Anyway, back to the demise of war: this piece makes me feel as I am reading Norman Angell's book The Great Illusion, written shortly before World War I, also declaring the end of war, for many of the same reasons--war is less efficient at getting stuff than trade, war is more destructive, and so on.  Again, I agree that the trends exist, but I am not quite so optimistic (and this is not just self-interest of having something to study) about the demise of war.

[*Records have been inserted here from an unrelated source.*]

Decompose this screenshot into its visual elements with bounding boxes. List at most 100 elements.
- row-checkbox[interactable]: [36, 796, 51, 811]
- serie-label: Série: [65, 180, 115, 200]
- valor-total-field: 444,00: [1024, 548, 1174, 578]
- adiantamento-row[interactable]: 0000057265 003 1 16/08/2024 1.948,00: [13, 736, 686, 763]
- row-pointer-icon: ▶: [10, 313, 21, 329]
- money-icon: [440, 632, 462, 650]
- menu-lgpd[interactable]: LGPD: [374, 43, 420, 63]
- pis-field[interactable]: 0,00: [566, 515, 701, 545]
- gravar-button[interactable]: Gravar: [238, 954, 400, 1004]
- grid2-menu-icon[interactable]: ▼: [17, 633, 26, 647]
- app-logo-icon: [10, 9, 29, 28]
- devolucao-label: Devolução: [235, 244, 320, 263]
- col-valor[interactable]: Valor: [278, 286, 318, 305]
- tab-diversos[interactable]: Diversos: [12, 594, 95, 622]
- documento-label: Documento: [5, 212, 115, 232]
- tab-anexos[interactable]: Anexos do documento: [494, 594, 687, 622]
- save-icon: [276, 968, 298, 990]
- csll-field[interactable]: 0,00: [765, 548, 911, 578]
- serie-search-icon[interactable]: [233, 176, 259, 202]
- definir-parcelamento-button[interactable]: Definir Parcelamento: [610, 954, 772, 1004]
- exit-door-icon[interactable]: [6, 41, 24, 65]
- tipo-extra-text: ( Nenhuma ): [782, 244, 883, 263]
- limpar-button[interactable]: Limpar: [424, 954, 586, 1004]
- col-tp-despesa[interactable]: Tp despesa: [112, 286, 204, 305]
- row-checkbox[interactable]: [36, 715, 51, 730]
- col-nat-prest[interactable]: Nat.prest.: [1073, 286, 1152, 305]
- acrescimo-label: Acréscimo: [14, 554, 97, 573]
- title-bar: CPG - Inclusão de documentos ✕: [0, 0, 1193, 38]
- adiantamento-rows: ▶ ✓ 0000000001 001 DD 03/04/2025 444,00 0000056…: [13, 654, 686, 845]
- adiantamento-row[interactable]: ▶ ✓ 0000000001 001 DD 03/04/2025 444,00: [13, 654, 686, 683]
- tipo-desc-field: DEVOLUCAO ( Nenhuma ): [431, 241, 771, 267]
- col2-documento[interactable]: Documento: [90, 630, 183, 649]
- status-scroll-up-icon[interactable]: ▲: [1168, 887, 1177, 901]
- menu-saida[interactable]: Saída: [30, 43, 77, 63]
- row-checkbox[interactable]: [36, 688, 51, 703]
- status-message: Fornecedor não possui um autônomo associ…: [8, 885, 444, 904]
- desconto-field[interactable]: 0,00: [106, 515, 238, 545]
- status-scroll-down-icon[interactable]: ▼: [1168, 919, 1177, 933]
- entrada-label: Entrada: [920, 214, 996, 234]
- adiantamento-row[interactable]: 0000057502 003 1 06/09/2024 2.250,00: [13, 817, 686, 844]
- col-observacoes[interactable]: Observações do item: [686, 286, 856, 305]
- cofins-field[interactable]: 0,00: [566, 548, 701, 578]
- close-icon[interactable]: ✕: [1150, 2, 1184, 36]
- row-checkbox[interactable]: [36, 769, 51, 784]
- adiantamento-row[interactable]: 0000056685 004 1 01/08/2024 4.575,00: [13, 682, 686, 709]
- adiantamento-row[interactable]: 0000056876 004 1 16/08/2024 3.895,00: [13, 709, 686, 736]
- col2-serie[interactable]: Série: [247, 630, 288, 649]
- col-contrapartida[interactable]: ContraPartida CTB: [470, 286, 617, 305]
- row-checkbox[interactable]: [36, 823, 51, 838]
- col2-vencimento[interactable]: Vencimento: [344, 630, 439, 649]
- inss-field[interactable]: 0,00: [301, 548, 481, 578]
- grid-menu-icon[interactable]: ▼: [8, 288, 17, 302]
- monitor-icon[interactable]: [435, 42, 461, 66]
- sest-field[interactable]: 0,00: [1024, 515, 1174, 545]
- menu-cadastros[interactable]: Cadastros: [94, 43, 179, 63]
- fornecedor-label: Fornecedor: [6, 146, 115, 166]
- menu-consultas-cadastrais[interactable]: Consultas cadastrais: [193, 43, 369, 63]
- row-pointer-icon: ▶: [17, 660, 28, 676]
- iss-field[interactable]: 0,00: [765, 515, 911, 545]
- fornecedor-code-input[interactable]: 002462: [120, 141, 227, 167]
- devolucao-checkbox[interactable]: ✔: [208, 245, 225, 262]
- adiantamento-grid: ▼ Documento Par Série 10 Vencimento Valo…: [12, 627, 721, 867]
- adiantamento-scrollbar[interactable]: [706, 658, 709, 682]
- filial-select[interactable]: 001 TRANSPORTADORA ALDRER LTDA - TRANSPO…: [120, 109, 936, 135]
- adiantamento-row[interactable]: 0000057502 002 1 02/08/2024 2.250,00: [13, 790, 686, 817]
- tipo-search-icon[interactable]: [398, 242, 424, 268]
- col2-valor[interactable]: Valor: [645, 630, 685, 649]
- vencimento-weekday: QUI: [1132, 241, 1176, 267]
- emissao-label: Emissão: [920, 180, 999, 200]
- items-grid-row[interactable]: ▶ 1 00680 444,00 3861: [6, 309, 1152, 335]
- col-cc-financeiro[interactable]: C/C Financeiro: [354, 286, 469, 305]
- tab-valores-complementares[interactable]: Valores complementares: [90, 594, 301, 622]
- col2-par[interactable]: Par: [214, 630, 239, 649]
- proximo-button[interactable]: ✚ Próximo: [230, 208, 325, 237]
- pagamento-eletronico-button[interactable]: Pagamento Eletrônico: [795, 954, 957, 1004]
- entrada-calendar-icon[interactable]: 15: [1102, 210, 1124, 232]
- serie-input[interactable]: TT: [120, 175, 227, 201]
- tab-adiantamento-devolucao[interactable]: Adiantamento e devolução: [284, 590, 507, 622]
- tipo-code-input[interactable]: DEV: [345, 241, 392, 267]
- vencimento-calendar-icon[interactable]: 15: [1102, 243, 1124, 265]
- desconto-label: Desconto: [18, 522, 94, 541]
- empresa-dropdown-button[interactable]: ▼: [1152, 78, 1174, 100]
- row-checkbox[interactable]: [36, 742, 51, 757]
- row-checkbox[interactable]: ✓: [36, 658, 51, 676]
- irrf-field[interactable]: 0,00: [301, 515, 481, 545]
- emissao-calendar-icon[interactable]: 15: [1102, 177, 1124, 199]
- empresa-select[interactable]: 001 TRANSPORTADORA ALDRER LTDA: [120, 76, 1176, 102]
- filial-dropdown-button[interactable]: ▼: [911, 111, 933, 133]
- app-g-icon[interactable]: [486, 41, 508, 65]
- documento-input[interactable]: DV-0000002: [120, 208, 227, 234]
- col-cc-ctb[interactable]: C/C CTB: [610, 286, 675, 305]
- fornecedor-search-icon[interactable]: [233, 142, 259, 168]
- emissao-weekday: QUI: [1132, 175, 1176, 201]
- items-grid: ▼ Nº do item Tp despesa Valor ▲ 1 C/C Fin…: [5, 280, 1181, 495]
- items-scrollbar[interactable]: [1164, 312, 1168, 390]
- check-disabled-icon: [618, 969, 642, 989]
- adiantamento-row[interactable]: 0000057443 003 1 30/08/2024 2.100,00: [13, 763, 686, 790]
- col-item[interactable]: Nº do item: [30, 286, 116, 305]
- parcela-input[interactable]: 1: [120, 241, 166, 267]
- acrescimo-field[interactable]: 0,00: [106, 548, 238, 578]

Citing near-misses between India and Pakistan do not fill me full of assurance.  The US could easily get as arrogant as it was in 2003 and try to defeat another military.  I mean, there are heaps of folks in the US demanding war against Iran.  Iran could easily be tempted by the feeble defenses of Iraq.  Israel has not invaded a neighbor in at least a few months.  Launching a war might be costly to China, but its domestic politics include many dynamics that might lead to poor decision-making.  I am still not sure if Russia is out of the woods of Weimar comparisons.  And things are just swell in Congo and Sudan, yes? Oh, no.  Indeed, the secession of South Sudan means that any new conflict with Sudan would actually count as an inter-state war.  Damned inconvenient....

So, yes, less war, but is war going the way of slavery.  Oops, we have human trafficking.  Never mind.